Martins, um admirador do escritor Olavo de Carvalho, guru intelectual do bolsonarismo, foi procurado pela Folha, mas não respondeu. Expoente da ala ideológica do governo, ele é considerado, ao lado do deputado Eduardo Bolsonaro, uma das principais influências hoje no Itamaraty liderado por Ernesto.

Não é a primeira vez que o assessor se vê em meio a um episódio envolvendo supremacistas brancos. Em abril de 2019, ele publicou em sua conta no Twitter um poema que abre o manifesto de Brenton Tarrant, autor de um ataque a tiros em uma mesquita na Nova Zelândia que matou 51 pessoas.

Tarrant é um nacionalista branco, contrário à diversidade racial, apoiador de Donald Trump e do brexit e inspirado, entre outros, pelo atirador Anders Breivik, cujos ataques em 2011 mataram 77 pessoas na Noruega. Na ocasião, Martins atualizou sua foto de perfil na rede social e publicou a imagem de um ataque de cavalaria. Acima dos cavaleiros, aparecia a inscrição “Do not go gentle into that good night”.

No Brasil, o poema citado por Martins, de autoria do poeta galês Dylan Thomas (1914-1953), foi traduzido por Augusto de Campos como “Não vás tão docilmente nessa noite linda”.

O poema abre o manifesto "The Great Replacement" (a grande substituição), publicado por Tarrant na internet e no qual ele explica os motivos e as influências que o levaram a cometer o massacre. O agressor transmitiu cenas do ataque ao vivo, pelo Facebook. No texto de mais de 70 páginas, ele se define como um “homem comum nascido na Austrália em uma família de classe trabalhadora e de baixo salário".

O título do manifesto é uma referência ao livro do polemista francês Renaud Camus. Na obra, Camus discorre sobre a "teoria" de que a maioria branca europeia está em curso de substituição por imigrantes não brancos da África do Norte e da África subsaariana, muitos dos quais muçulmanos.

Ao comparecer a uma corte na cidade de Christchurch, na Nova Zelândia, para responder pelos crimes cometidos, Tarrant fez o gesto racista que significa "white power".

Brenton Tarrant, autor de massacre na Nova Zelândia, faz gesto racista ao comparecer a corte em Christchurch
Brenton Tarrant, autor de massacre na Nova Zelândia, faz gesto racista ao comparecer a corte em Christchurch - Mark Mitchell - 16.mar.19/New Zealand Herald via Reuters

À época, o uso do poema por Martins foi criticado internamente no Itamaraty. Após a publicação de reportagem sobre o caso pela Folha, o assessor enviou uma nota em que afirmava que a associação de seu nome ao manifesto de Brenton Tarrant era ofensiva.

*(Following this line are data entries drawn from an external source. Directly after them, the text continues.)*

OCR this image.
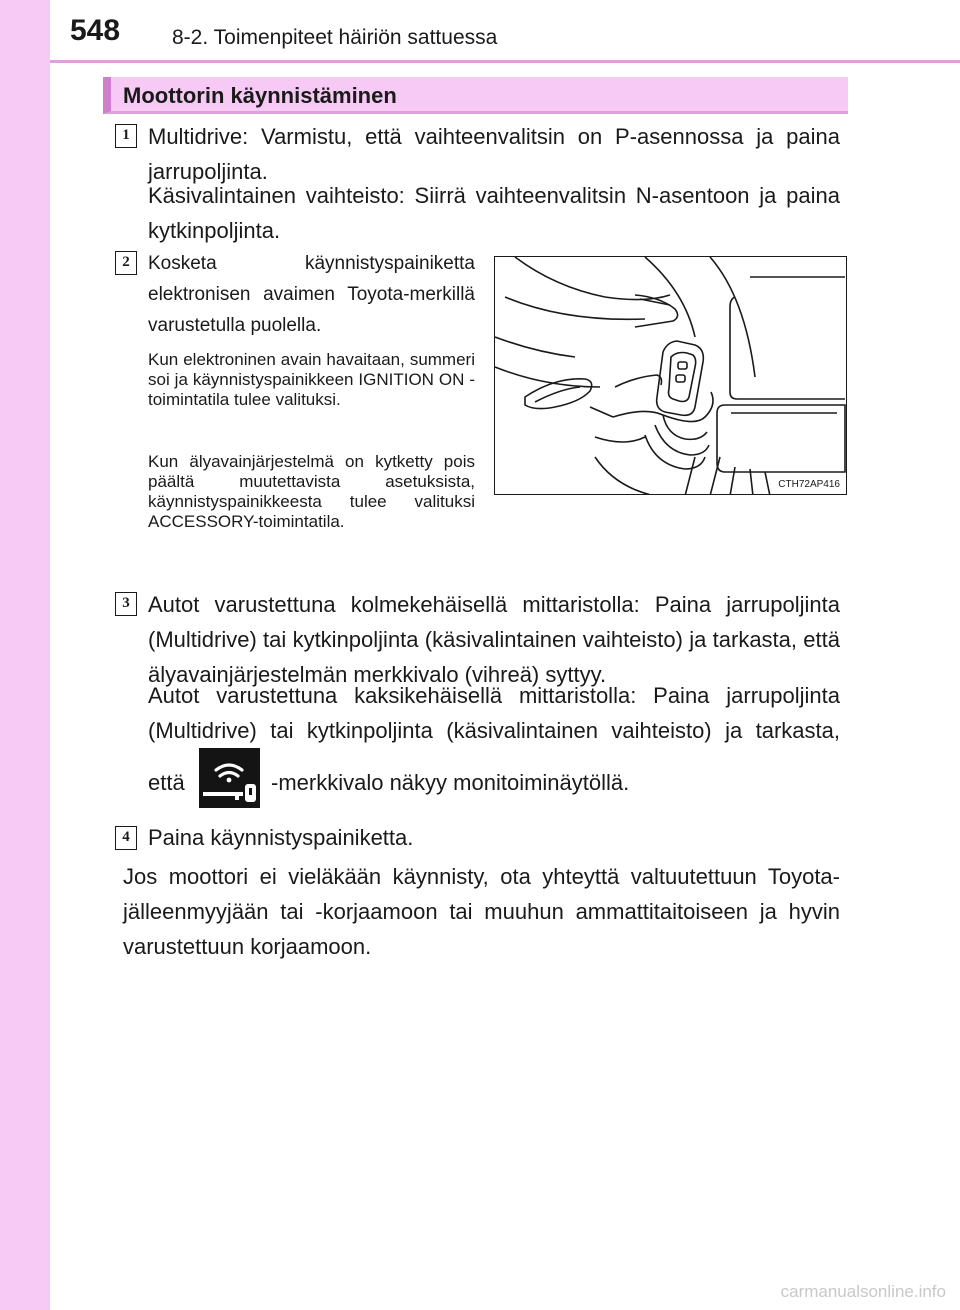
548 8-2. Toimenpiteet häiriön sattuessa
Moottorin käynnistäminen
1 Multidrive: Varmistu, että vaihteenvalitsin on P-asennossa ja paina jarrupoljinta.

Käsivalintainen vaihteisto: Siirrä vaihteenvalitsin N-asentoon ja paina kytkinpoljinta.

2 Kosketa käynnistyspainiketta elektronisen avaimen Toyota-merkillä varustetulla puolella.

Kun elektroninen avain havaitaan, summeri soi ja käynnistyspainikkeen IGNITION ON -toimintatila tulee valituksi.

Kun älyavainjärjestelmä on kytketty pois päältä muutettavista asetuksista, käynnistyspainikkeesta tulee valituksi ACCESSORY-toimintatila.

CTH72AP416
3 Autot varustettuna kolmekehäisellä mittaristolla: Paina jarrupoljinta (Multidrive) tai kytkinpoljinta (käsivalintainen vaihteisto) ja tarkasta, että älyavainjärjestelmän merkkivalo (vihreä) syttyy.

Autot varustettuna kaksikehäisellä mittaristolla: Paina jarrupoljinta (Multidrive) tai kytkinpoljinta (käsivalintainen vaihteisto) ja tarkasta,

että	-merkkivalo näkyy monitoiminäytöllä.
4 Paina käynnistyspainiketta.

Jos moottori ei vieläkään käynnisty, ota yhteyttä valtuutettuun Toyota-jälleenmyyjään tai -korjaamoon tai muuhun ammattitaitoiseen ja hyvin varustettuun korjaamoon.

carmanualsonline.info
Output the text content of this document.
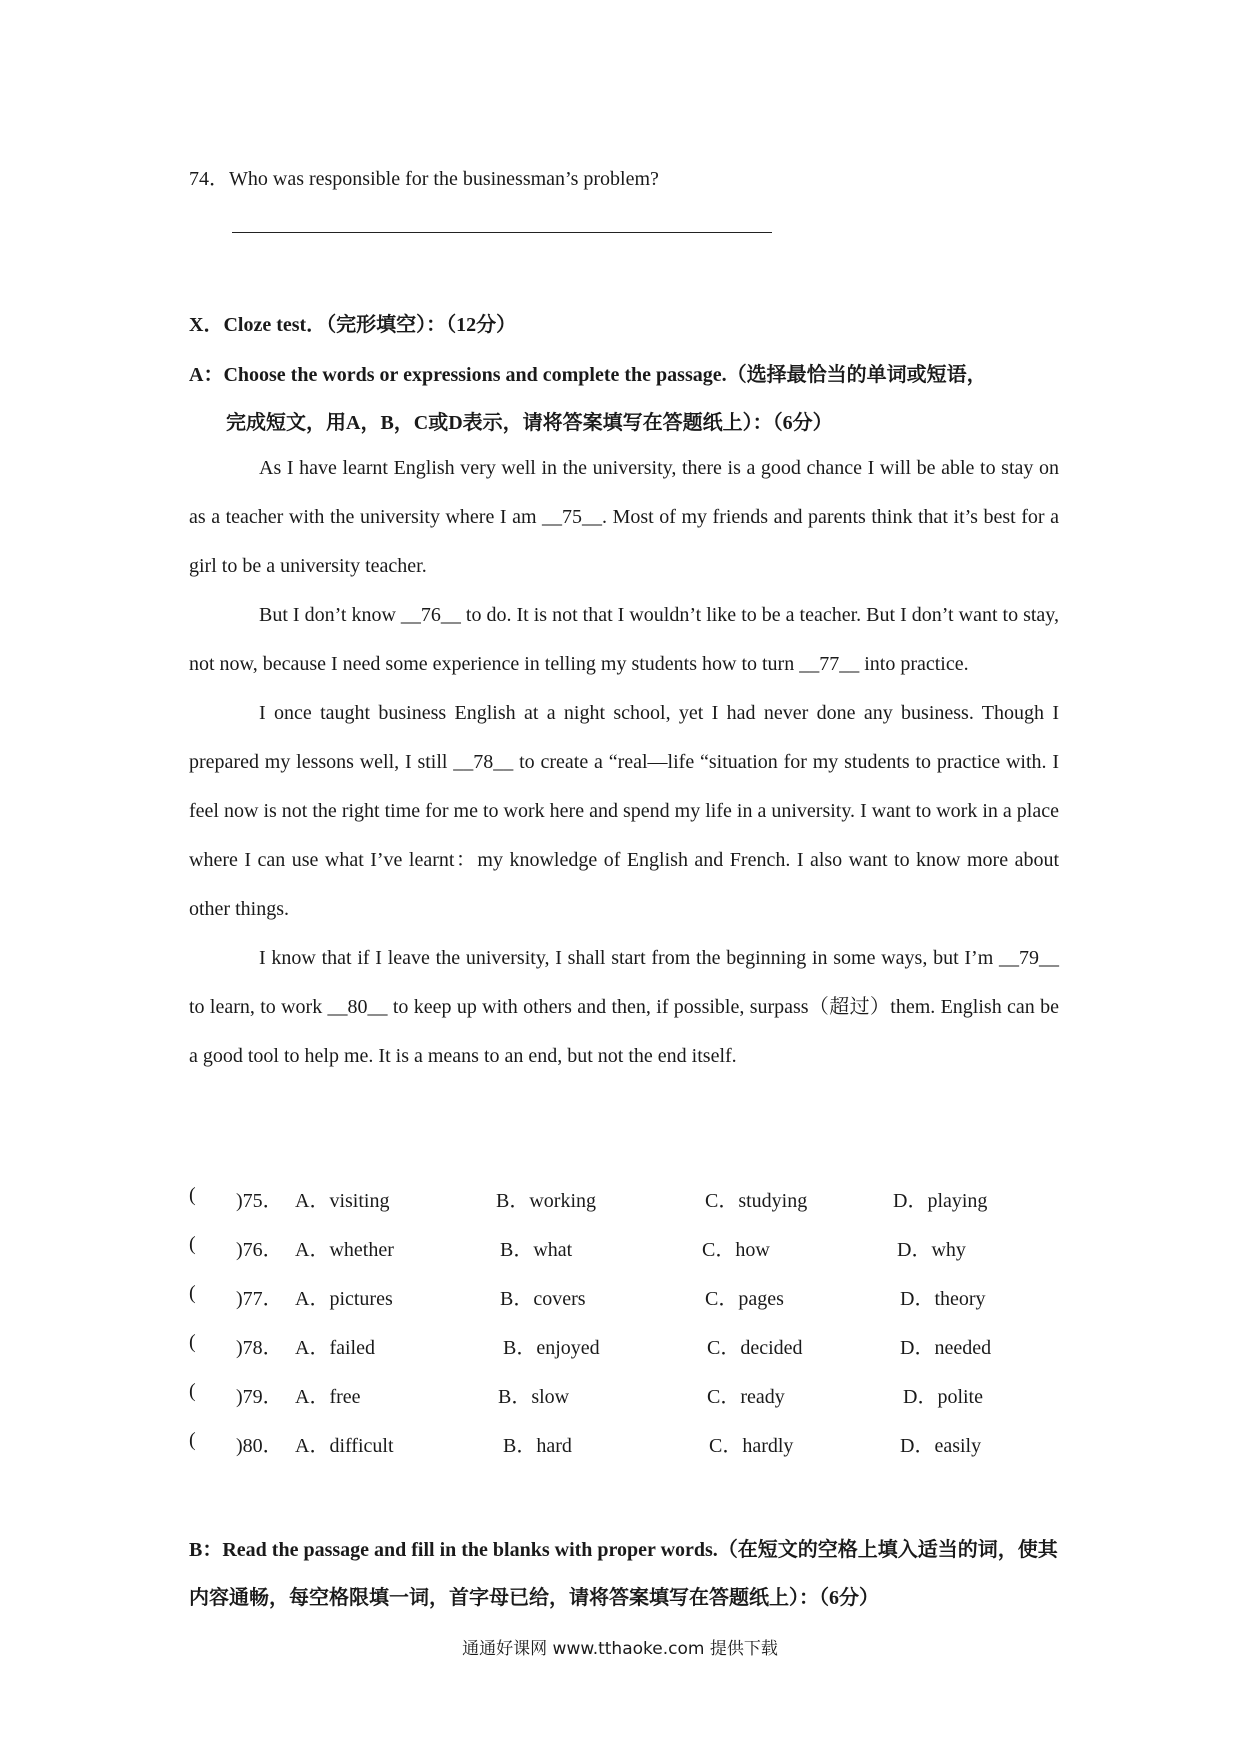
74．Who was responsible for the businessman’s problem?
X．Cloze test．（完形填空）：（12分）
A：Choose the words or expressions and complete the passage.（选择最恰当的单词或短语，
完成短文，用A，B，C或D表示，请将答案填写在答题纸上）：（6分）

As I have learnt English very well in the university, there is a good chance I will be able to stay on as a teacher with the university where I am __75__. Most of my friends and parents think that it’s best for a girl to be a university teacher.

But I don’t know __76__ to do. It is not that I wouldn’t like to be a teacher. But I don’t want to stay, not now, because I need some experience in telling my students how to turn __77__ into practice.

I once taught business English at a night school, yet I had never done any business. Though I prepared my lessons well, I still __78__ to create a “real—life “situation for my students to practice with. I feel now is not the right time for me to work here and spend my life in a university. I want to work in a place where I can use what I’ve learnt：my knowledge of English and French. I also want to know more about other things.

I know that if I leave the university, I shall start from the beginning in some ways, but I’m __79__ to learn, to work __80__ to keep up with others and then, if possible, surpass（超过）them. English can be a good tool to help me. It is a means to an end, but not the end itself.

( )75． A．visiting	B．working	C．studying	D．playing
( )76． A．whether	B．what	C．how	D．why
( )77． A．pictures	B．covers	C．pages	D．theory
( )78． A．failed	B．enjoyed	C．decided	D．needed
( )79． A．free	B．slow	C．ready	D．polite
( )80． A．difficult	B．hard	C．hardly	D．easily
B：Read the passage and fill in the blanks with proper words.（在短文的空格上填入适当的词，使其内容通畅，每空格限填一词，首字母已给，请将答案填写在答题纸上）：（6分）
通通好课网 www.tthaoke.com 提供下载
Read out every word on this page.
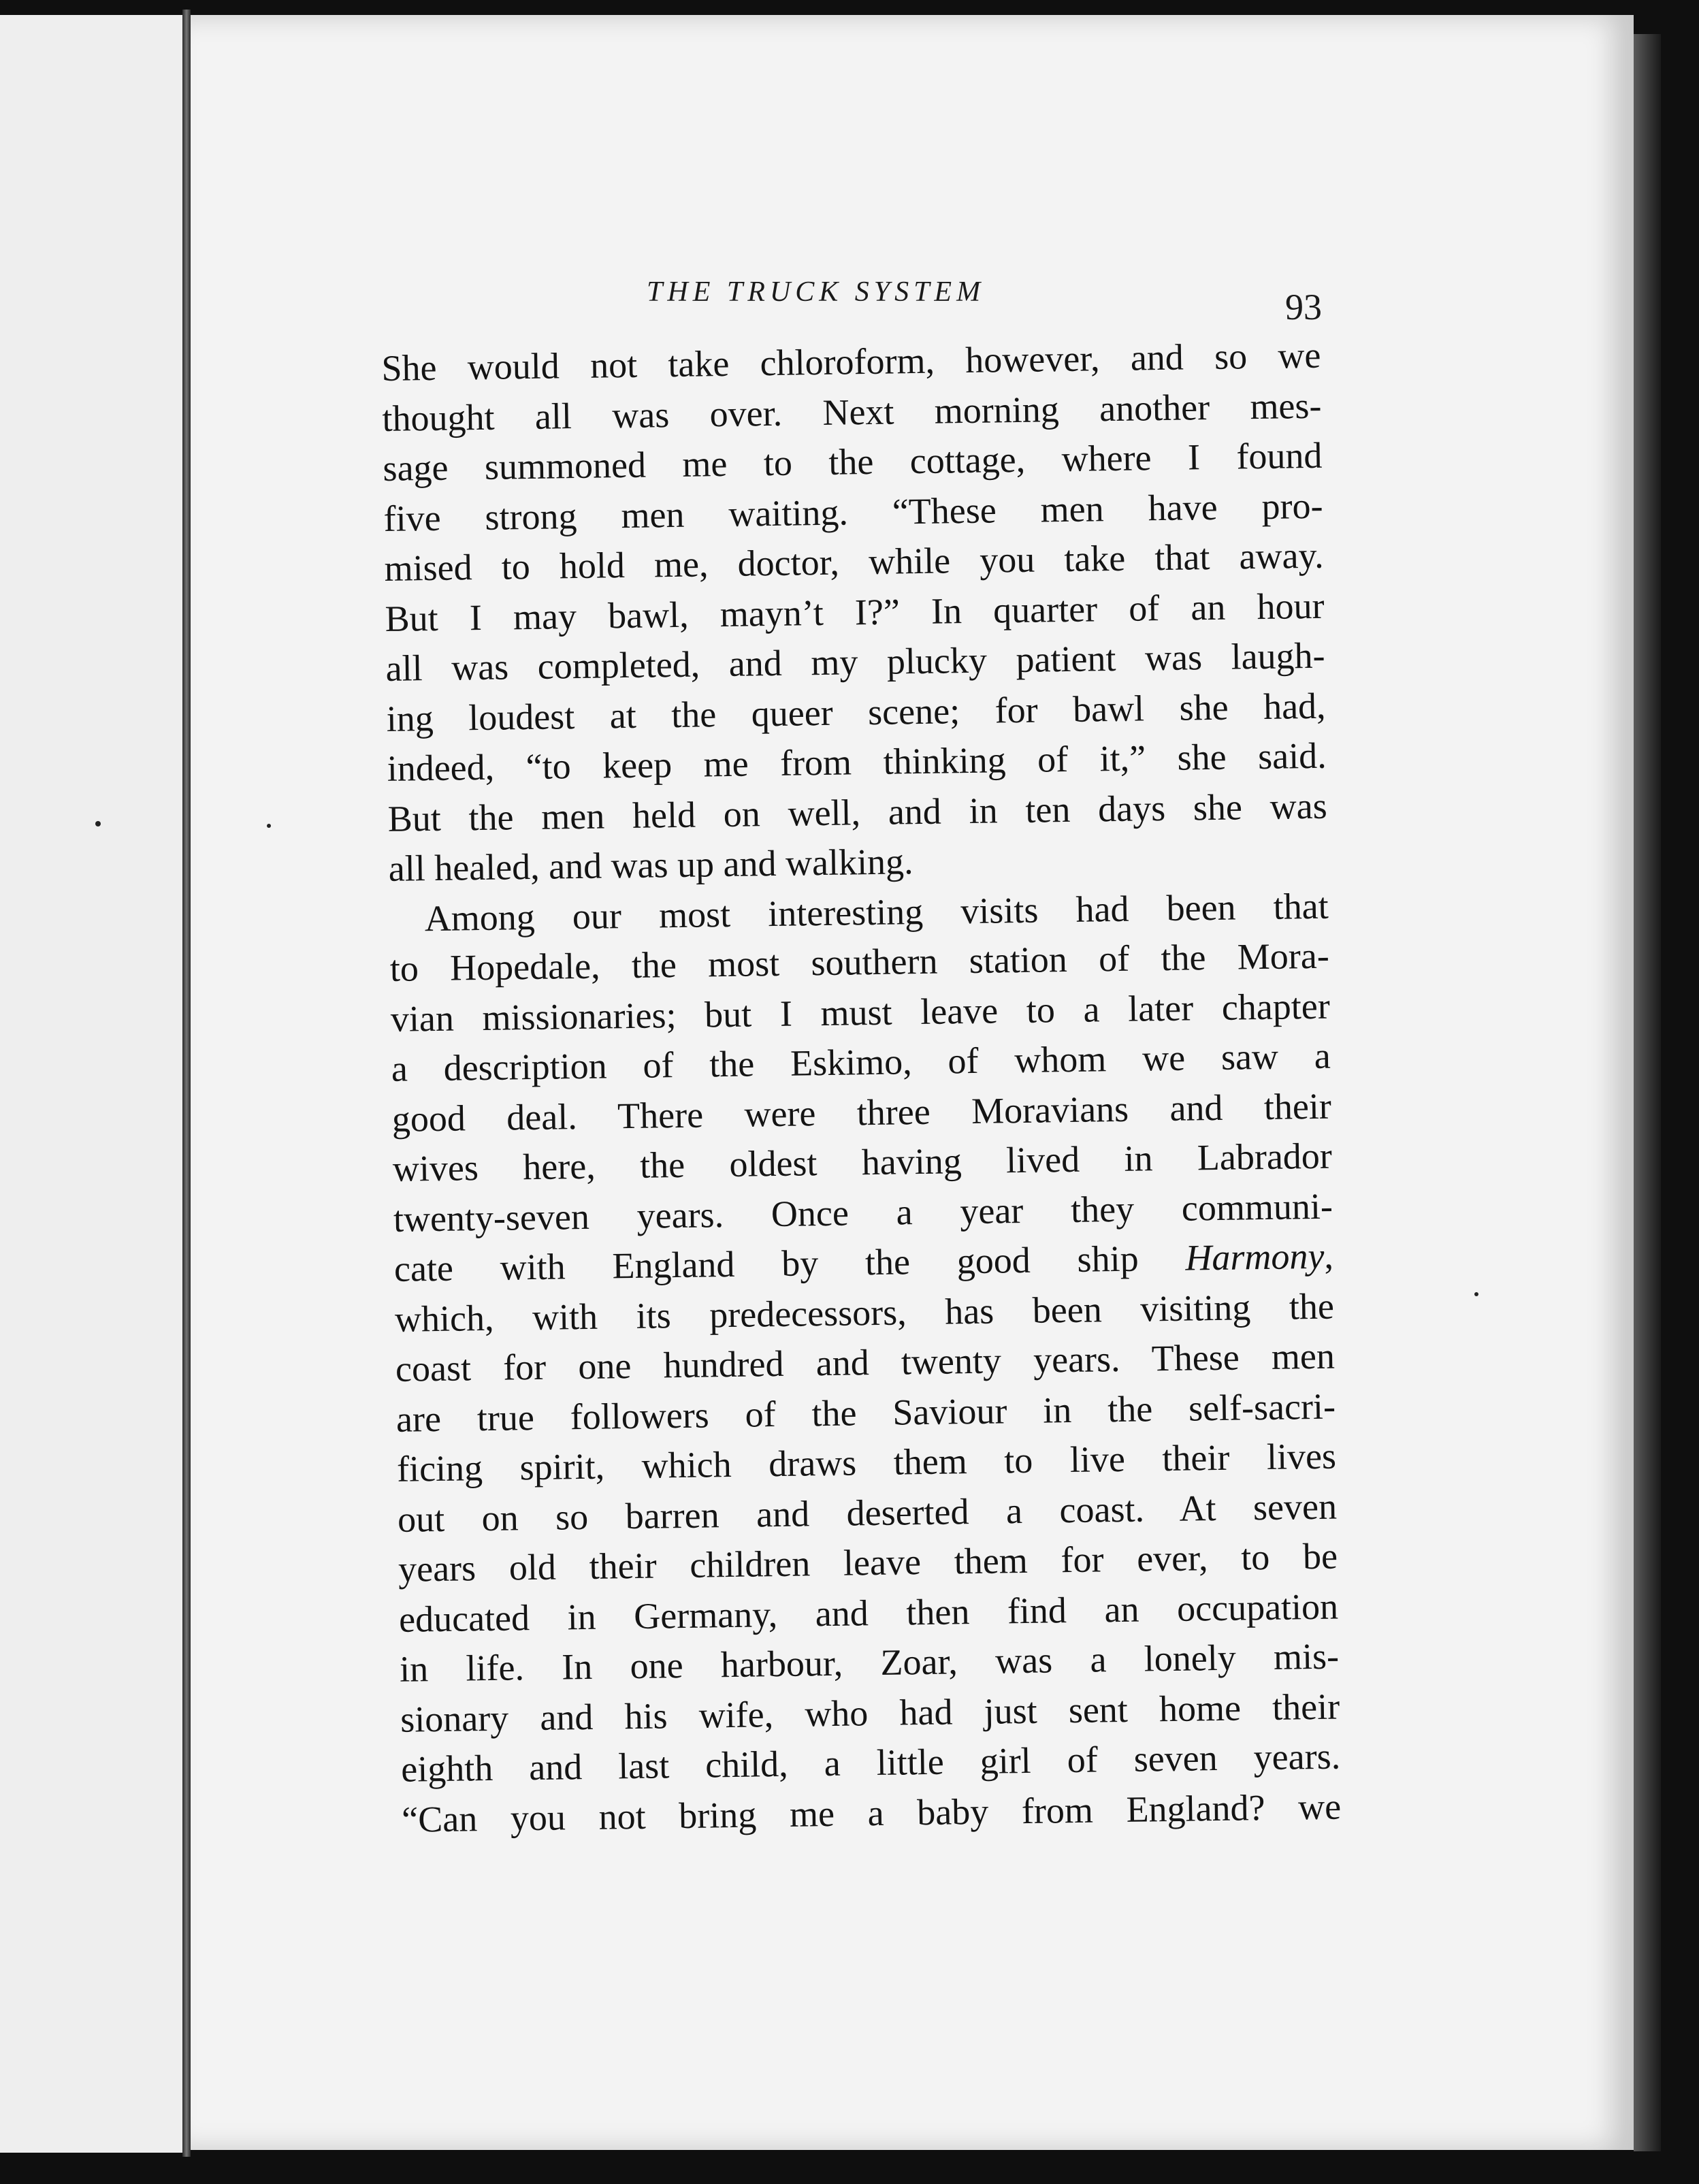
THE TRUCK SYSTEM	93
She would not take chloroform, however, and so we
thought all was over. Next morning another mes-
sage summoned me to the cottage, where I found
five strong men waiting. “These men have pro-
mised to hold me, doctor, while you take that away.
But I may bawl, mayn’t I?” In quarter of an hour
all was completed, and my plucky patient was laugh-
ing loudest at the queer scene; for bawl she had,
indeed, “to keep me from thinking of it,” she said.
But the men held on well, and in ten days she was
all healed, and was up and walking.
Among our most interesting visits had been that
to Hopedale, the most southern station of the Mora-
vian missionaries; but I must leave to a later chapter
a description of the Eskimo, of whom we saw a
good deal. There were three Moravians and their
wives here, the oldest having lived in Labrador
twenty-seven years. Once a year they communi-
cate with England by the good ship Harmony,
which, with its predecessors, has been visiting the
coast for one hundred and twenty years. These men
are true followers of the Saviour in the self-sacri-
ficing spirit, which draws them to live their lives
out on so barren and deserted a coast. At seven
years old their children leave them for ever, to be
educated in Germany, and then find an occupation
in life. In one harbour, Zoar, was a lonely mis-
sionary and his wife, who had just sent home their
eighth and last child, a little girl of seven years.
“Can you not bring me a baby from England? we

"Essa associação não é ofensiva apenas a mim, mas ao conjunto do governo brasileiro, de seu serviço exterior e, em grau ainda mais elevado, ao legado do poeta Dylan Thomas", disse. "Poucas coisas se aproximam do terrorismo, em matéria de estupidez e incivilidade. Uma delas é a predisposição de permitir que terroristas de qualquer vertente se apropriem da cultura ou de expressões artísticas, estigmatizando pinturas, poemas, músicas e filmes consagrados pelo uso indevido que fazem do patrimônio cultural em nome de suas agendas niilistas de destruição, morte e pânico psicológico", afirmou.

"Insinuar, como faz a Folha de S.Paulo, que uma menção a um dos poemas mais conhecidos do mundo expressa qualquer tipo de vínculo com o terrorismo, com a supremacismo branco e outras práticas execráveis não é apenas sinal de ignorância e de grande incultura, mas uma ofensa criminosa à minha honra e uma contribuição aos propósitos do perpetrador do massacre", ressaltou o assessor do Planalto.

Também em 2019, Martins usou um lema associado à ditadura da Espanha de Francisco Franco (1939-1975) em uma publicação nas redes sociais. Ao responder a uma mensagem de feliz aniversário do vereador Carlos Bolsonaro (Republicanos-RJ), um dos filhos do presidente Jair Bolsonaro, o assessor terminou com o lema "¡ya hemos pasao!" (nós já passamos!).

"Valeu, irmão! É uma honra fazer parte deste momento e lutar ao lado de gente que está disposta a morrer pelo nosso país e a sacrificar tudo em nome do que é justo e bom. Que a escória continue se mordendo de raiva. ¡Ya hemos pasao!", publicou ele. A expressão é fortemente ligada ao franquismo, regime autoritário de direita que se instalou no país ibérico após o fim da Guerra Civil Espanhola (1936-39).

Historiadores calculam que o grupo de Franco tenha matado cerca de 100 mil pessoas durante a guerra, além de outras 30 mil no pós-guerra.